After coming across cargo bench, I thought I’d track benchmarks on a raytracer I’ve been working on. cargo bench gives you a simple way of defining micro-benchmarks and running them.

Here’s an example like the one in the Rust book:

#![feature(test)]

extern crate test;

#[cfg(test)]
mod tests {
    use test::{Bencher, black_box};

    #[bench]
    fn bench_pow(b: &mut Bencher) {
        // Optionally include some setup
        let x: f64 = 211.0 * 11.0;
        let y: f64 = 301.0 * 103.0;

        b.iter(|| {
            // Inner closure, the actual test
            for i in 1..100 {
                black_box(x.powf(y).powf(x));
            }
        });
    }
}

And we can run it with rustup run nightly cargo bench:

$ rustup run nightly cargo bench
running 1 test
test tests::bench_pow ... bench:          47 ns/iter (+/- 8)
test result: ok. 0 passed; 0 failed; 0 ignored; 1 measured; 0 filtered out

Here we also had to use black_box which is an “opaque “black_box” to the optimizer”, so the compiler can’t optimize away our computation in the benchmark.

Currently this is an “unstable” feature because the design hasn’t been finalized, so you’ll need to use nightly Rust. People recommend putting your benchmarks under benches/ so nightly picks up the benchmarks, but stable doesn’t (which errors on using #![feature(test)]). I’ve had trouble getting this to work.

What happens under the covers

Looking at the source for libtest/lib.rs we can see how the benchmark gets run. When the bencher is run, it somehow collects functions with the #[bench] attribute and calls test::bench::benchmark.
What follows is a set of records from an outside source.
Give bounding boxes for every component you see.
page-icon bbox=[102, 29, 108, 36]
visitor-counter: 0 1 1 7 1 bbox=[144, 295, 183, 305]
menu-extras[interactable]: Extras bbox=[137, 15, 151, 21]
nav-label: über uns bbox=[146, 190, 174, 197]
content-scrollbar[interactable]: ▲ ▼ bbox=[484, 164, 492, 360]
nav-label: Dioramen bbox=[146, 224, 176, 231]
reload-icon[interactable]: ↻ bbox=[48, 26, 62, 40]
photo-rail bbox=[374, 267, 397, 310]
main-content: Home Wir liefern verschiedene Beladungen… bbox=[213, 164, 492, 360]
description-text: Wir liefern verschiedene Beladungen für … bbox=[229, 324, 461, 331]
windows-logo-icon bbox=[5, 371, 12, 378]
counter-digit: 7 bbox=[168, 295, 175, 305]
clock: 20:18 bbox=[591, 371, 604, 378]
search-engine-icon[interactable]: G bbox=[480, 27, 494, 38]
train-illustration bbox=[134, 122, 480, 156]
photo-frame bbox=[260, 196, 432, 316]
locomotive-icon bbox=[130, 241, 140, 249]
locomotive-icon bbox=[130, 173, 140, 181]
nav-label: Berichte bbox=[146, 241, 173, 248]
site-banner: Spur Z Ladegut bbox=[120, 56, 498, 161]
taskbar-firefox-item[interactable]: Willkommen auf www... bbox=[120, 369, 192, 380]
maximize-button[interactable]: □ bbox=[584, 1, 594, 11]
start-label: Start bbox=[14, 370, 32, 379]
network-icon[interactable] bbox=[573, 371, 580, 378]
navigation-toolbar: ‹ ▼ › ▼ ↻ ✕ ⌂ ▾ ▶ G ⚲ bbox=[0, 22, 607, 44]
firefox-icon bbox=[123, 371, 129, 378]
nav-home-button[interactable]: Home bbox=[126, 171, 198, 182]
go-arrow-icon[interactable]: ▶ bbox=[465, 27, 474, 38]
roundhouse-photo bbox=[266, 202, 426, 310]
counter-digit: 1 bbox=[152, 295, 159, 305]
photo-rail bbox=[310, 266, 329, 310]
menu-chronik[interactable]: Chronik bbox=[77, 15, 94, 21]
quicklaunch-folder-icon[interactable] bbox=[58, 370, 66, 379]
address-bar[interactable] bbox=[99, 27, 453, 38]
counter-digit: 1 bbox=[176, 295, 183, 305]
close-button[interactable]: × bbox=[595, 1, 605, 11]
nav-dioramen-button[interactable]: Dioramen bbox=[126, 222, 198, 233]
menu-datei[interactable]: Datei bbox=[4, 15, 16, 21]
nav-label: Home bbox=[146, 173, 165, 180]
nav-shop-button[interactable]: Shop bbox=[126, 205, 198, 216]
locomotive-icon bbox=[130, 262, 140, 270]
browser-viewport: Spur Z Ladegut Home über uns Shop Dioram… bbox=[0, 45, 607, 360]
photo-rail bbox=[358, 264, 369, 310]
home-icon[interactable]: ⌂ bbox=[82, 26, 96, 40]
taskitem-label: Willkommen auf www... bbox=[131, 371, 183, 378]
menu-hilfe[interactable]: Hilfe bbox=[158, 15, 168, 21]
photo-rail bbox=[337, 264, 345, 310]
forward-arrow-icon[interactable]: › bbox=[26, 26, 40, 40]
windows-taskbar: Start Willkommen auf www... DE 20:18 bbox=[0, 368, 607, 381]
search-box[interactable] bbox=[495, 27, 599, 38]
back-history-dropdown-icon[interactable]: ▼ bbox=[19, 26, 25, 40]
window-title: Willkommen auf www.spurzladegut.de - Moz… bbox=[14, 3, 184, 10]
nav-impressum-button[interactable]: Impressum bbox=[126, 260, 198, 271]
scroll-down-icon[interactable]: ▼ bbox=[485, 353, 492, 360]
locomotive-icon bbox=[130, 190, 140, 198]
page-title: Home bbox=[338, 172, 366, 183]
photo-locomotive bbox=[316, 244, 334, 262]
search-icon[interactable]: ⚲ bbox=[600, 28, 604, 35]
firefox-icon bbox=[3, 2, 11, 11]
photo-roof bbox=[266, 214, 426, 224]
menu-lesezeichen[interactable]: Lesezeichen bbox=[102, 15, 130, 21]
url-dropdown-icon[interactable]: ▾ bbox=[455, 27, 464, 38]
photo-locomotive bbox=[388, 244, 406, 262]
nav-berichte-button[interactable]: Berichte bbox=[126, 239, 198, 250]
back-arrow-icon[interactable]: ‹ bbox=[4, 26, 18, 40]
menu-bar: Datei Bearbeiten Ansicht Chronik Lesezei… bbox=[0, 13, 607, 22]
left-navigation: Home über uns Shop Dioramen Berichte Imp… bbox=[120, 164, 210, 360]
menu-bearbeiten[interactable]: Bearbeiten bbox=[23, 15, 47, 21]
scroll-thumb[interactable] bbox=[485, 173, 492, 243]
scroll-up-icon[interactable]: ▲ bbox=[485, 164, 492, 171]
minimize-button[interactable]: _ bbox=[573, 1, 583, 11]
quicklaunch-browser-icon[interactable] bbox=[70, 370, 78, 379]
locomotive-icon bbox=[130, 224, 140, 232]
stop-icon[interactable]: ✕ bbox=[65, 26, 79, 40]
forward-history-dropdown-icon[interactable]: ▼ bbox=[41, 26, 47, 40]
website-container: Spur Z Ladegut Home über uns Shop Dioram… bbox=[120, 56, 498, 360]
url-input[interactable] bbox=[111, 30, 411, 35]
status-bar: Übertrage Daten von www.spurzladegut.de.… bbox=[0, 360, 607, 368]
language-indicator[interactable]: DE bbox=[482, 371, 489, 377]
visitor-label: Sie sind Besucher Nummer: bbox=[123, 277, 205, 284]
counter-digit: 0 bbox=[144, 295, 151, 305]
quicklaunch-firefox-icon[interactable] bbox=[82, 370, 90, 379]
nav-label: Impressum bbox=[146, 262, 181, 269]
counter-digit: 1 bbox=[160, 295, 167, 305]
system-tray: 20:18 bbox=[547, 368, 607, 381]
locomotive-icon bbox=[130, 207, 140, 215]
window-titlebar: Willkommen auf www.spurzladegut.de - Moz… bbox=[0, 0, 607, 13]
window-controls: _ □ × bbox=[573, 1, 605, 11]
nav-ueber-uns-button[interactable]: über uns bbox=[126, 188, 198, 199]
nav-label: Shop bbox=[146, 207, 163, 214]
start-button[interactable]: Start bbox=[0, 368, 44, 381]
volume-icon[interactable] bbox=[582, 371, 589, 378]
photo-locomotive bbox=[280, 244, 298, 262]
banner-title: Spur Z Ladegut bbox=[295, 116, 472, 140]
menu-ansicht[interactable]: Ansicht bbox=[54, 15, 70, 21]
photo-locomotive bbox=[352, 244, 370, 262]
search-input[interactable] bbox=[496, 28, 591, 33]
Then to setup the test, the bencher calls the outer function which has your setup code. You code calls bench.iter with the inner closure. The iter function is the core of the test, it:

  1. Runs single iteration to get a rough time estimate
  2. Determines how many runs per millisecond we can do, with a minimum of 1. Call this N
  3. Loops

    • run 50 iterations, measuring N at a time
    • throw out outliers (<5% or >95%)
    • run 50 iterations, measuring 5*N at a time
    • check if converged after 100ms, and exit prematurely
    • if run longer than 3 seconds, exit

There are some pretty neat things in here:

The benchmark harness also runs at least 301 iterations, since N will be 1 if a single iteration takes longer than 1ms.

DIY Benchmarking

I wanted to measure the performance of what I’d actually be running, rendering a test scene. Even for a small test, this takes a few seconds and I’d like to run less than 301 iterations, at the cost of statistical accuracy. The current build of the benchmark harness doesn’t have any options for parameterizing benchmarks, and I haven’t found a way to limit the number of iterations.

I learned I am trying to build a macro-benchmark, trying to measure realistic workloads or real-life situations, whereas a micro-benchmark aims to test an individual piece like a critical operation.

You can see from the source Rust’s benchmarking is designed to make writing converging micro-benchmarks simple. For my use case, I can forego some of these features and get away with really just a timing function.

// Run function and return result with seconds duration
pub fn time<F, T>(f: F) -> (T, f64)
  where F: FnOnce() -> T {
  let start = PreciseTime::now();
  let res = f();
  let end = PreciseTime::now();

  let runtime_nanos = start.to(end).num_nanoseconds().expect("Benchmark iter took greater than 2^63 nanoseconds");
  let runtime_secs = runtime_nanos as f64 / 1_000_000_000.0;
  (res, runtime_secs)
}

The rest is just the actual benchmark and another function on top that averages and prints runs, but I could just replace it with libtest/stat.rs.

When I hook it up in main and run it:

$ cargo run --release
...
25000 rays in 0.120828293 sec, 206905.18 rays/sec
25000 rays in 0.123399486 sec, 202594.04 rays/sec
25000 rays in 0.120740197 sec, 207056.15 rays/sec
Avg: 203611.35 rays/sec from 10 runs

As a bonus, I can get summary statistics on the main program for free!

Benchmark Design

Since I started digging into this, I also started reading about what makes a good benchmark. Benchmarks are really error prone.

Even here, I don’t know if my test scene is a representative measure as my program grows, so it may be biased. I also am just measuring wall clock time, so I’m including a lot of things like the whims of the OS scheduler. And this is just what I already know. Maybe the benchmark will just be a number that tells which way the wind is blowing with performance.

I also don’t get any insight beyond a number and “this change might slow things”. I’m trying to profile the program now, and, hey, maybe I could actually use cargo bench once I know what the critical operations are.